Being socially involved is one of the most important resilience factors. It doesn't just mean that you have a partner, a family you can rely on, and friends. It is also about relationships with colleagues, members of the sports club, neighbors. If you want to find out whether you are well received in your private life and in your job, you can playfully visualize your social network. The following technique is used in the LIR's rescue center: First, write your name in the middle of a large sheet. Then you place the names of important people from the areas of work, partnership / family, friends, neighborhood / club in each of the four corners and draw circles around each name - the more important the person, the larger the circle. Now you connect your own squiggle with the squiggles of the others and do it according to the quality of the relationship. The lines can be thick (a lot of contact) or thin (little contact), straight (positive relationship) or wavy (difficult relationship). This method makes gaps or imbalances in the social network visible: For example, that you have a reliable partner, but not a trustworthy caregiver in the office. Or that you have a lot of ephemeral acquaintances, but no deeper relationship. "These are signs that you should continue weaving your social network - or even tie it closer," says resilience researcher Oliver Tüscher. So reduce superficial contacts and concentrate on the essential ones that you experience as balanced and supportive.
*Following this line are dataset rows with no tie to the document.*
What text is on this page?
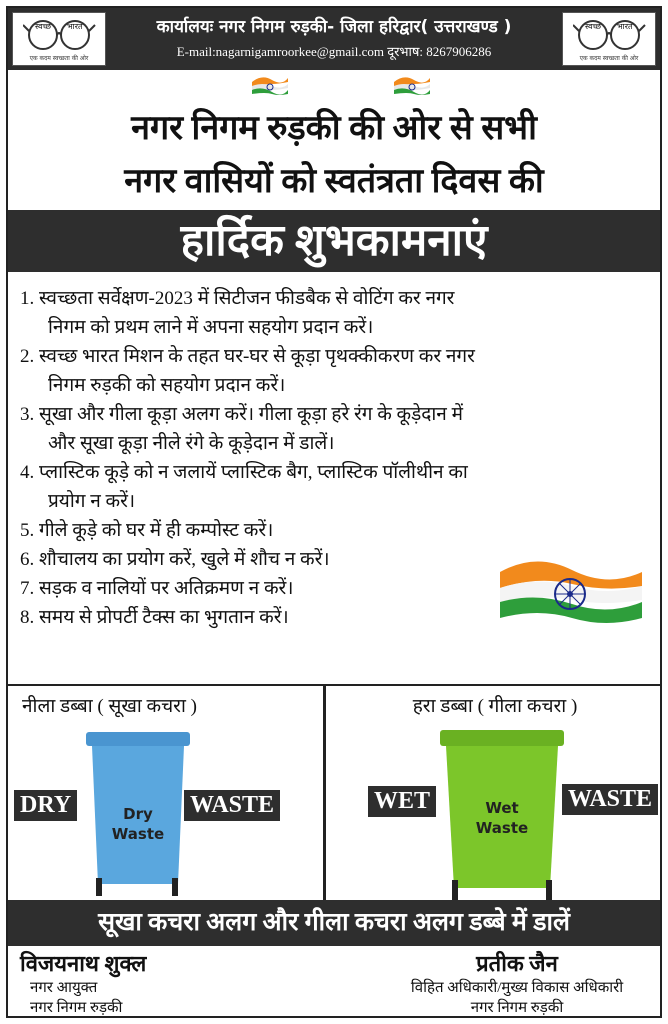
स्वच्छ भारत
एक कदम स्वच्छता की ओर
कार्यालयः नगर निगम रुड़की- जिला हरिद्वार( उत्तराखण्ड )
E-mail:nagarnigamroorkee@gmail.com दूरभाष: 8267906286
स्वच्छ भारत
एक कदम स्वच्छता की ओर
नगर निगम रुड़की की ओर से सभी
नगर वासियों को स्वतंत्रता दिवस की
हार्दिक शुभकामनाएं
1. स्वच्छता सर्वेक्षण-2023 में सिटीजन फीडबैक से वोटिंग कर नगर
निगम को प्रथम लाने में अपना सहयोग प्रदान करें।
2. स्वच्छ भारत मिशन के तहत घर-घर से कूड़ा पृथक्कीकरण कर नगर
निगम रुड़की को सहयोग प्रदान करें।
3. सूखा और गीला कूड़ा अलग करें। गीला कूड़ा हरे रंग के कूड़ेदान में
और सूखा कूड़ा नीले रंगे के कूड़ेदान में डालें।
4. प्लास्टिक कूड़े को न जलायें प्लास्टिक बैग, प्लास्टिक पॉलीथीन का
प्रयोग न करें।
5. गीले कूड़े को घर में ही कम्पोस्ट करें।
6. शौचालय का प्रयोग करें, खुले में शौच न करें।
7. सड़क व नालियों पर अतिक्रमण न करें।
8. समय से प्रोपर्टी टैक्स का भुगतान करें।
नीला डब्बा ( सूखा कचरा )
Dry
Waste
DRY	WASTE
हरा डब्बा ( गीला कचरा )
Wet
Waste
WET	WASTE
सूखा कचरा अलग और गीला कचरा अलग डब्बे में डालें
विजयनाथ शुक्ल
नगर आयुक्त
नगर निगम रुड़की
प्रतीक जैन
विहित अधिकारी/मुख्य विकास अधिकारी
नगर निगम रुड़की
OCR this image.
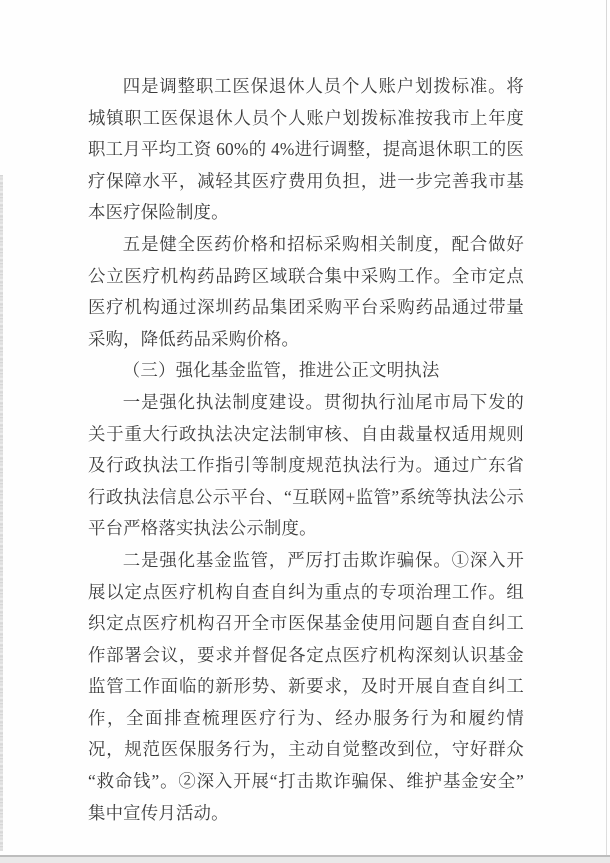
四是调整职工医保退休人员个人账户划拨标准。将城镇职工医保退休人员个人账户划拨标准按我市上年度职工月平均工资 60%的 4%进行调整，提高退休职工的医疗保障水平，减轻其医疗费用负担，进一步完善我市基本医疗保险制度。

五是健全医药价格和招标采购相关制度，配合做好公立医疗机构药品跨区域联合集中采购工作。全市定点医疗机构通过深圳药品集团采购平台采购药品通过带量采购，降低药品采购价格。

（三）强化基金监管，推进公正文明执法

一是强化执法制度建设。贯彻执行汕尾市局下发的关于重大行政执法决定法制审核、自由裁量权适用规则及行政执法工作指引等制度规范执法行为。通过广东省行政执法信息公示平台、“互联网+监管”系统等执法公示平台严格落实执法公示制度。

二是强化基金监管，严厉打击欺诈骗保。①深入开展以定点医疗机构自查自纠为重点的专项治理工作。组织定点医疗机构召开全市医保基金使用问题自查自纠工作部署会议，要求并督促各定点医疗机构深刻认识基金监管工作面临的新形势、新要求，及时开展自查自纠工作，全面排查梳理医疗行为、经办服务行为和履约情况，规范医保服务行为，主动自觉整改到位，守好群众“救命钱”。②深入开展“打击欺诈骗保、维护基金安全”集中宣传月活动。
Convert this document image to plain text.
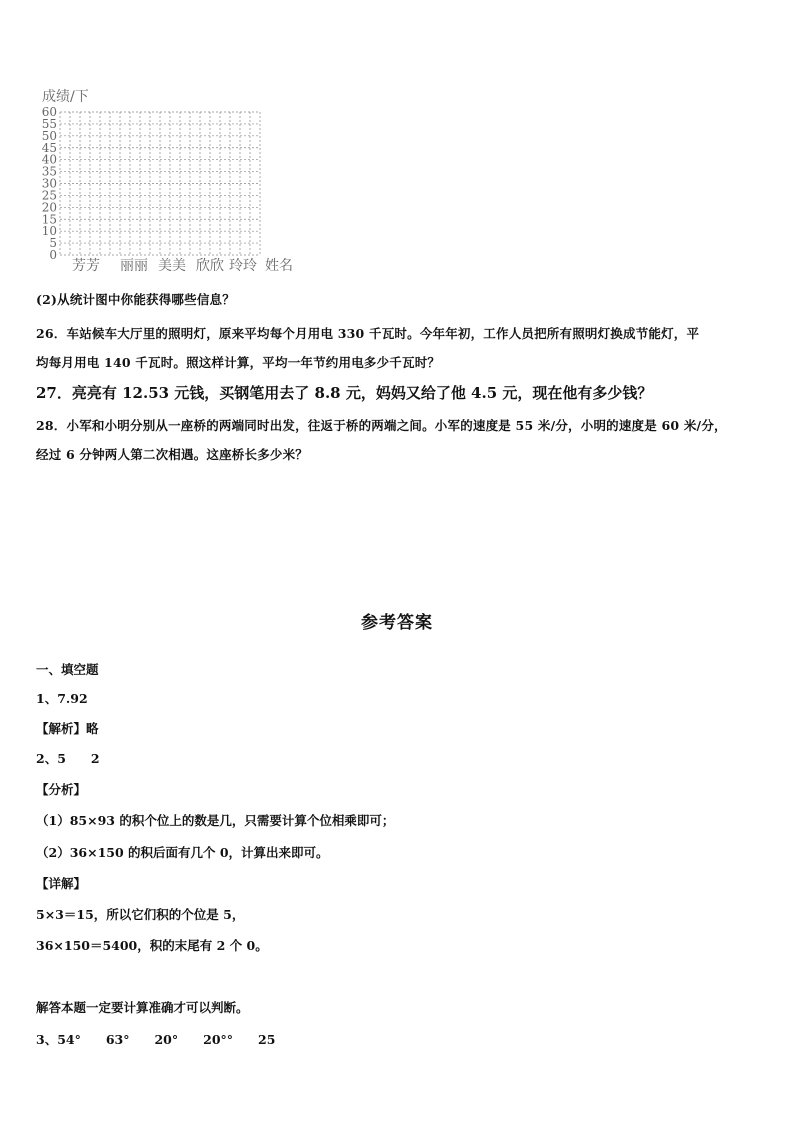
成绩/下
0
5
10
15
20
25
30
35
40
45
50
55
60
芳芳 丽丽 美美 欣欣 玲玲 姓名
(2)从统计图中你能获得哪些信息？
26．车站候车大厅里的照明灯，原来平均每个月用电 330 千瓦时。今年年初，工作人员把所有照明灯换成节能灯，平
均每月用电 140 千瓦时。照这样计算，平均一年节约用电多少千瓦时？
27．亮亮有 12.53 元钱，买钢笔用去了 8.8 元，妈妈又给了他 4.5 元，现在他有多少钱？
28．小军和小明分别从一座桥的两端同时出发，往返于桥的两端之间。小军的速度是 55 米/分，小明的速度是 60 米/分，
经过 6 分钟两人第二次相遇。这座桥长多少米？
参考答案
一、填空题
1、7.92
【解析】略
2、5　　2
【分析】
（1）85×93 的积个位上的数是几，只需要计算个位相乘即可；
（2）36×150 的积后面有几个 0，计算出来即可。
【详解】
5×3＝15，所以它们积的个位是 5，
36×150＝5400，积的末尾有 2 个 0。
解答本题一定要计算准确才可以判断。
3、54°　　63°　　20°　　20°°　　25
2. Recognize distorted perceptions of the brain

Physicians expect that mental disorders will increase as a result of the corona pandemic ( DeutschesÄrzteblatt : Zielasek / Gouzoulis-Mayfrank, 2020). In order to get a first impression of the current human condition, researchers from various renowned universities in Germany, together with colleagues from all over Europe, interviewed 5,000 people. The so-called DynaCORE-C study ( PsyArXiv : Veer et al., 2020) is pre-published, but is not yet peer-reviewed , i.e. it has not yet been assessed by independent experts. However, in a first evaluation of the results, the researchers announced that the study should prove for the first time that people can be mentally more resilient if they can benefit from a bad experience. For example, subjects who enjoyed the blue sky during the lockdown phase or who were not stuck in traffic on their way to work and had more time with the family experienced the pandemic as less stressful. The concept of so-called positive reassessment of an initially difficult situation, in English Positive Reappraisal , has long been known. From stress research, for example, you know that you can cope with stress better if, after the first feeling of being overwhelmed, you think about what strengths, resources and opportunities you may have to tackle the difficulties in individual steps. Resilience researchers have so far only assumed that this broadening of the perspective could also make it more resilient.